Furthermore, "Muslim women's popular culture" is an output of economic, social, cultural and sociological developments. While women wearing the headscarf were not included in the target audience of fashion shows or collection in the past, they have now created their own styles because the fashion industry is not centered at one particular point.
Impacts of Muslim women's clothing on the fashion world
According to a research conducted by the American Headscarf Design Contest, there is a $96 billion dollar Muslim female fashion market that is untapped. World-renowned fashion brands are aware of Muslim women's purchasing power and need for clothing. In recent years, there are clothing stores whose mannequins wear the headscarf combined with suitable dress even in non-Muslim countries. Among them, there are fast-fashion brands such as Zara, H&M and Forever 21, and luxury chain stores like Bergdorf Goodman, Macy's, Nordstrom and Barney's New York.
To attract both conservative customers who wear the headscarf and those who are looking for something different than classical fashion trends that commoditize women's bodies, various famous fashion designers create new collections inspired from Islamic clothing and even the burqa. Victoria Beckham, one of the recent names of the fashion world, presented stunning bonnets in her 2011 winter collection. She was also inspired from the English-style street fashion of Muslim women in another collection.
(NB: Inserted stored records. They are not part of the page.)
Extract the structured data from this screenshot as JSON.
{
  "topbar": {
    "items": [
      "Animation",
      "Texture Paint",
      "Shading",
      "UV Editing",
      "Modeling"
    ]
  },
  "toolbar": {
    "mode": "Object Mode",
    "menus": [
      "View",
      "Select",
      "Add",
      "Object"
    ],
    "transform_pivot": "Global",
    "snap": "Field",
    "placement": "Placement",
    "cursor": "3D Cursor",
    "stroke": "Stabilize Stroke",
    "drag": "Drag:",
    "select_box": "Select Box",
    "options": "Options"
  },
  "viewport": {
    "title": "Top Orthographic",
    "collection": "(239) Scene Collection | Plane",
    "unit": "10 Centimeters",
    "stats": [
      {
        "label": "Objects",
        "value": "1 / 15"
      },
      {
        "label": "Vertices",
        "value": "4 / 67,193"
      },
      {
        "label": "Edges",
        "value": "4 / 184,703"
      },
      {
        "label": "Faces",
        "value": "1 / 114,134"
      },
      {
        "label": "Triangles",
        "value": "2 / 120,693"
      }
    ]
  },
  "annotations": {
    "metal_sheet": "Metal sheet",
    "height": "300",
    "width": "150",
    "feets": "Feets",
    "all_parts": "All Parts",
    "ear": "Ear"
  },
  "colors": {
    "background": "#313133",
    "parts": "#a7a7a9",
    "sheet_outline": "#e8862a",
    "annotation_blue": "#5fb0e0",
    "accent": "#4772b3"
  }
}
Marc Jacobs' combination of headscarf with hat drew attention in his 2012 spring collection. Although similar combinations have appeared on the podium for years, Jacobs introduced a different style. Similar to Turkish women's traditional trend, headscarves were folded into a triangular shape, and tied into a collar with a needle to cover the neck. He also introduced headscarf combinations with different clothes in his next collection. Jil Sander, Oscar de La Renta, Givenchy, Thom Browne, Dolce&Gabbana and Moschino are other worldwide designers who have either designed combinations or present fashion models with the headscarf. Additionally, DKNY was engraved into minds as the first fashion brand that introduced a special Ramadan collection for Muslim female customers released in the third day of Eid al-Fitr. The famous brand left behind other well-known names with its debut for Muslim world. DKNY PR Executive Aliza Lict presented the new collection with the "#DKNYRamadan" hashtag. Donna Karan proves that fashion world considers women wearing the headscarf more than ever.
Does Muslim women's clothing affect the fashion world?
Fashion is an industry that has to constantly renew itself to stay alive. If we take a retrospective look at fashion history, many trends often repeat themselves and designers are always searching for something different and new. Therefore, Muslim women's fashion is an attractive platform that is different and it has the potential to open new doors. Social media guru David Shaw says that people watch out for current signals to guess upcoming trends. Muslim women's fashion trends are a golden opportunity for the fashion industry, which thrived on women's naked bodies for many years, and is now running out of its capacity to do so.